Si era autosospesa in attesa di fare chiarezza sul caso “rimborsopoli”. Poi sappiamo tutti come si è evoluta la carriera politica di Giulia Sarti: rielezione in Parlamento grazie al listino bloccato (gli elettori nel maggioritario l’avevano bocciata) e successiva promozione a presidente della Commissione giustizia. Tutto grazie a una denuncia in procura contro l’ex fidanzato, reo, diceva lei, di averle sottratto i soldi dei bonifici destinati al Microcredito. Lei versava una parte del suo stipendio, lui revocava e se li teneva a sua insaputa: era così che si era salvata dai controllori del partito. Ora però la procura della Repubblica di Rimini, a cui si era rivolta per chiedere giustizia e garantirsi la conferma alla Camera, dice che non era vero nulla, che lei sapeva perfettamente che fine facevano i suoi soldi e che dunque al suo ex fidanzato (per il quale viene chiesta l’archiviazione) non può essere imputato il reato di truffa né quello di furto.
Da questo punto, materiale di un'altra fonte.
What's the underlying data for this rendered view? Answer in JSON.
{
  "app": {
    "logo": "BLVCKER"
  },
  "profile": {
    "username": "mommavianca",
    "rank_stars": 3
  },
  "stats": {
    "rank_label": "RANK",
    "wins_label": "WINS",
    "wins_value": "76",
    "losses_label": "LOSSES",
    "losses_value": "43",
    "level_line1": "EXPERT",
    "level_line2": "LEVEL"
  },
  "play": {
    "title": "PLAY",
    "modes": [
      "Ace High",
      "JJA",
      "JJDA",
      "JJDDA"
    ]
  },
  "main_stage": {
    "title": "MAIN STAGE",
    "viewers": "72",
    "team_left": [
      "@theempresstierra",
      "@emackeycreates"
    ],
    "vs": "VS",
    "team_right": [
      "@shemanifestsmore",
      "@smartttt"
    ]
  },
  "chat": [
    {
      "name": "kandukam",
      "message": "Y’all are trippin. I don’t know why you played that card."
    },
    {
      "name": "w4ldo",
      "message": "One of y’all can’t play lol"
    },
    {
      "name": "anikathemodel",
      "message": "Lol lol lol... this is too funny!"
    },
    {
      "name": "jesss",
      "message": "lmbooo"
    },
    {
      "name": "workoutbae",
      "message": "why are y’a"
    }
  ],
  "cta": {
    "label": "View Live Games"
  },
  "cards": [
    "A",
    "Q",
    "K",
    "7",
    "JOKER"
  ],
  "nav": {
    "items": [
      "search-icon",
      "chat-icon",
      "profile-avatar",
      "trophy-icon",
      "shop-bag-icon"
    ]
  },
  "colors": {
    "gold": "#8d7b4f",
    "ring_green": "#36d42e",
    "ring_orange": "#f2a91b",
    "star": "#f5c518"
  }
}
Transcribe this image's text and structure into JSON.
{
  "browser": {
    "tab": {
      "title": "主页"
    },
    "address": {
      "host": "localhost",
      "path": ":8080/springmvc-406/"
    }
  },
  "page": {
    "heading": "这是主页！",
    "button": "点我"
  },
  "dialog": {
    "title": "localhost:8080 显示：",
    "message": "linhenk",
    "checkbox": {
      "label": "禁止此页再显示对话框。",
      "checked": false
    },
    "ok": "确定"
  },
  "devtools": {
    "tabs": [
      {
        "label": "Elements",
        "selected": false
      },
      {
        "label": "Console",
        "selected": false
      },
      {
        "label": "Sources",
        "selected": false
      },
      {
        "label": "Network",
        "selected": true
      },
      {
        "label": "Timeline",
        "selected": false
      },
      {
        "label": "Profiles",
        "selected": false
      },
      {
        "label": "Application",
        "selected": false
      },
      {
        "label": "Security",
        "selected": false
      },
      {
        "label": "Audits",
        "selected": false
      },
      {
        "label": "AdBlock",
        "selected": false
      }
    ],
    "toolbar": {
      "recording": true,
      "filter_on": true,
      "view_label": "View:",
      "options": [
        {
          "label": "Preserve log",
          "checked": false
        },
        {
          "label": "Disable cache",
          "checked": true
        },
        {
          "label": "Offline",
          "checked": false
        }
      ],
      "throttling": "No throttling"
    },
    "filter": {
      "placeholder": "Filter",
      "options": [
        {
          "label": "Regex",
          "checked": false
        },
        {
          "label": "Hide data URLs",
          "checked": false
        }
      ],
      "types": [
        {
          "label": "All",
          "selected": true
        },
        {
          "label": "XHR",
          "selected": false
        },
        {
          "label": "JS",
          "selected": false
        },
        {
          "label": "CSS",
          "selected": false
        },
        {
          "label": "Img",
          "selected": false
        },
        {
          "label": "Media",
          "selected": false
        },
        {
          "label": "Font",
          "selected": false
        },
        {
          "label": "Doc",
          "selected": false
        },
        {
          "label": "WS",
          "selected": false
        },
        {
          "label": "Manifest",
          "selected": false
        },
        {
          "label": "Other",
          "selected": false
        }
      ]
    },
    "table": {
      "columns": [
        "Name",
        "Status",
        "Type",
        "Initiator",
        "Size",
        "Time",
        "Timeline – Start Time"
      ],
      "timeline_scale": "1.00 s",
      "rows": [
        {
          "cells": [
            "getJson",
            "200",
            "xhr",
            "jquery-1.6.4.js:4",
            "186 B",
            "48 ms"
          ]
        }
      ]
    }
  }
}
Non solo. Dall’inchiesta della procura è emerso che lei stessa ha ammesso con l’ex di averlo denunciato “per salvarmi la faccia”. Giulia Sarti aveva assicurato che se non fosse riuscita a fare chiarezza sul caso “rimborsopoli” avrebbe lasciato il seggio. Si dimetterà qualora il Gip dovesse archiviare la denuncia contro il suo ex fidanzato, come già chiesto dalla Procura, o anche questa volta resterà aggrappata allo scranno con la formula dell’autosospensione?

Erano oltremodo doverose, e gliene va dato atto, le dimissioni da presidente della Commissione giustizia della Camera dei deputati: non poteva continuare a occupare quella poltrona dopo avere fatto un uso strumentale di una Procura perseguendo come fine quello di potere essere rieletta.